Johnson's Crossroad brings "Appalachian Soul" to Hillsboro
The Pretty Penny Cafe hosted Johnson's Crossroad in Hillsboro Saturday night.
The band is based out of Asheville, North Carolina, but have roots in Lewisburg. Dobro and banjo player Corey Lee McQuade, and guitarist and vocalist Paul Johnson grew up in the nation's coolest small town.. Over the years, Keith Minguez, on mandolin, and Garry Segal on harmonica, joined the group.
Johnson categorizes their sound as "Appalachian Soul" and the band travels all along the east coast playing their unique style.

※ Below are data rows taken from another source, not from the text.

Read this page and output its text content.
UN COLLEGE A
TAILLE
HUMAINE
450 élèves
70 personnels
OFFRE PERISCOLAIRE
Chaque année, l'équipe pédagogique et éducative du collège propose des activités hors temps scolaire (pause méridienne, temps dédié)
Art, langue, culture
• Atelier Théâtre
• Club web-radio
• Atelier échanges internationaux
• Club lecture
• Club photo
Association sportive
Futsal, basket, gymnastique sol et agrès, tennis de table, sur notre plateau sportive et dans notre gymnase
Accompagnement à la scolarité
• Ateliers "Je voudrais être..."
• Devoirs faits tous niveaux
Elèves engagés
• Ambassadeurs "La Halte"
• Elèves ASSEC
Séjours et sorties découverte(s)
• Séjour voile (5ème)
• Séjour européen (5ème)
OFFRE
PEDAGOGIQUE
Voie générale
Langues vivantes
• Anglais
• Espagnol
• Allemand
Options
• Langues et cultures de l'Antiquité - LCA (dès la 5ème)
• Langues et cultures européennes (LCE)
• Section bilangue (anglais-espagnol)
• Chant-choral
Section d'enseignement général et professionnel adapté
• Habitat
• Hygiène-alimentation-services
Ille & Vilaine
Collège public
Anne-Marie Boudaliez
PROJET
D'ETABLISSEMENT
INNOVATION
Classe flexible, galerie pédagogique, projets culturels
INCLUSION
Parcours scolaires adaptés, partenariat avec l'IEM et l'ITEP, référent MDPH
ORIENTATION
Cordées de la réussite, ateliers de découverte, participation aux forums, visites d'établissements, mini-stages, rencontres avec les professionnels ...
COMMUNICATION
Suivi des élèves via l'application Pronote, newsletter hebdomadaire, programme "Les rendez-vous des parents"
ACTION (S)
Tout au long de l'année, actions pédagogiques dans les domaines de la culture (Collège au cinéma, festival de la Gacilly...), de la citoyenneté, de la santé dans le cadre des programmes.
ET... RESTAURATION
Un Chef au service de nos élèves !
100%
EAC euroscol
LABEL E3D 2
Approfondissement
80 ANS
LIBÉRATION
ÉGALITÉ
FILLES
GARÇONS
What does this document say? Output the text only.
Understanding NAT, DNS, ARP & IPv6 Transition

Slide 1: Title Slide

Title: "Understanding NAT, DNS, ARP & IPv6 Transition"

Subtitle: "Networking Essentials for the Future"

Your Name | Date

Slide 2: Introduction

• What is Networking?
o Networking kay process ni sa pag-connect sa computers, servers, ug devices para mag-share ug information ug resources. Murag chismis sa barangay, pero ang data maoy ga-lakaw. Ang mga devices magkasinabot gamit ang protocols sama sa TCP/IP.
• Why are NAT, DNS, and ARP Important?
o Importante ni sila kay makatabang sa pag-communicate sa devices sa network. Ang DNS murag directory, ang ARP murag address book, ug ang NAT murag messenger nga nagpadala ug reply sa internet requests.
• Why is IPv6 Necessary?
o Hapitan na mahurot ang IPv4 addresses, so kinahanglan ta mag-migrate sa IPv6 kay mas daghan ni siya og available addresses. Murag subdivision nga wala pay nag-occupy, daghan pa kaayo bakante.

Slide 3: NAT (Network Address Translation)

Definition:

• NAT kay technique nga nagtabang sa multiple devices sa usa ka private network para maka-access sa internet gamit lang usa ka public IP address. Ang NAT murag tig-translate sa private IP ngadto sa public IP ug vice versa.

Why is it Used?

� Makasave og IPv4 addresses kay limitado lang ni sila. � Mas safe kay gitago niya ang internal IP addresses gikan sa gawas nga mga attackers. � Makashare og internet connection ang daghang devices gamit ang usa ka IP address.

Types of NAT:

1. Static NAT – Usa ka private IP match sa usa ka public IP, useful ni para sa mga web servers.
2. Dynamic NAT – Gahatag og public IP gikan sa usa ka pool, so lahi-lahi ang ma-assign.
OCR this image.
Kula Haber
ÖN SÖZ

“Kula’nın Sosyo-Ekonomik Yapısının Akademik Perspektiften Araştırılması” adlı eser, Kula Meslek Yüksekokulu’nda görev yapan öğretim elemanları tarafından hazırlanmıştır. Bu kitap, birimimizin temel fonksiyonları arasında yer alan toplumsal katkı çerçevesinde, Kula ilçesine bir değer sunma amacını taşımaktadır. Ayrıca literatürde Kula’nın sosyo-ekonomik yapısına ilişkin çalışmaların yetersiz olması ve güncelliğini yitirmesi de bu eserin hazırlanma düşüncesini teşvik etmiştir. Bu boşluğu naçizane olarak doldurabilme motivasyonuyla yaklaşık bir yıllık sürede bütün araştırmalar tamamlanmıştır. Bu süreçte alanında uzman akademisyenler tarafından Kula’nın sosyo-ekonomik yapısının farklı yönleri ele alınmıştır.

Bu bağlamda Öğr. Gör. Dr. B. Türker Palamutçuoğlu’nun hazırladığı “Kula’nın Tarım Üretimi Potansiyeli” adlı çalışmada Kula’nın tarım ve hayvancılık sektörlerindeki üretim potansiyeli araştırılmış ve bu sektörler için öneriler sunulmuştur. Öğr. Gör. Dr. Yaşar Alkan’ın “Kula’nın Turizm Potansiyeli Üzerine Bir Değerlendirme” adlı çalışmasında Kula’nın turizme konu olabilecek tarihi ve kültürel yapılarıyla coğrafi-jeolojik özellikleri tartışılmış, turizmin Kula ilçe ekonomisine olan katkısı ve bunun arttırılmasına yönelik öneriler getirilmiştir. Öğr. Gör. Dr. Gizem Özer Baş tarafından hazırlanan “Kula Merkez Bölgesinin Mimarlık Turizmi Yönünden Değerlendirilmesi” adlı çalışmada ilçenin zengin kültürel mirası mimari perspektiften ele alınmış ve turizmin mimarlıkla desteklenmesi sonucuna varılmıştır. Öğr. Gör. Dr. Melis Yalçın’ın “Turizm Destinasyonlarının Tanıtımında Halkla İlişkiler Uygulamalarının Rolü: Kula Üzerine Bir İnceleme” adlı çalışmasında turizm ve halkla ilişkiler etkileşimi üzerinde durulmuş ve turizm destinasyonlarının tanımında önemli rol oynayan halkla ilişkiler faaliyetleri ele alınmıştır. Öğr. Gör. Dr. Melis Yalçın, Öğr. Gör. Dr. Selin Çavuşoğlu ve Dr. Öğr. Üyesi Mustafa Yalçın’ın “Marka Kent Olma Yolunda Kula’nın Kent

"We played about 145 shows last year," said Minguez. "Everywhere from Maine to Georgia, basically the Appalachian Trail. We've played a couple festivals with some big names, MerleFest was probably the most prominent. We've played FloydFest before, and we're doing Badlands Bluegrass this year."
Minguez said the band has produced two studio albums in the seven years they've been together.
Although Johnson's Crossroad has never played at The Pretty Penny before, the band is plenty familiar with Pocahontas County.
"We've spent a lot of time up here," said McQuade. "Going up to Cranberry [Glades] and the Scenic Highway and camping over on the Williams River. My wife worked at Watoga for a couple years, she was a naturalist there. We just absolutely love it up here."
Although the set was Johnson's Crossroad's first performance at The Pretty Penny, owner Blair Campbell and the band have known each other for years.
"It's the first time they've been here, but they're old friends of mine," said Campbell. "We just kind of reconnected."
Campbell said she's into the Johnson's Crossroad style and was pleased with the attendance.
"It's mountain music, I'm into that sometimes," said Campbell. "I'm stoked about the turnout, we've had a lot of people that came out for dinner, which was awesome. It's been great."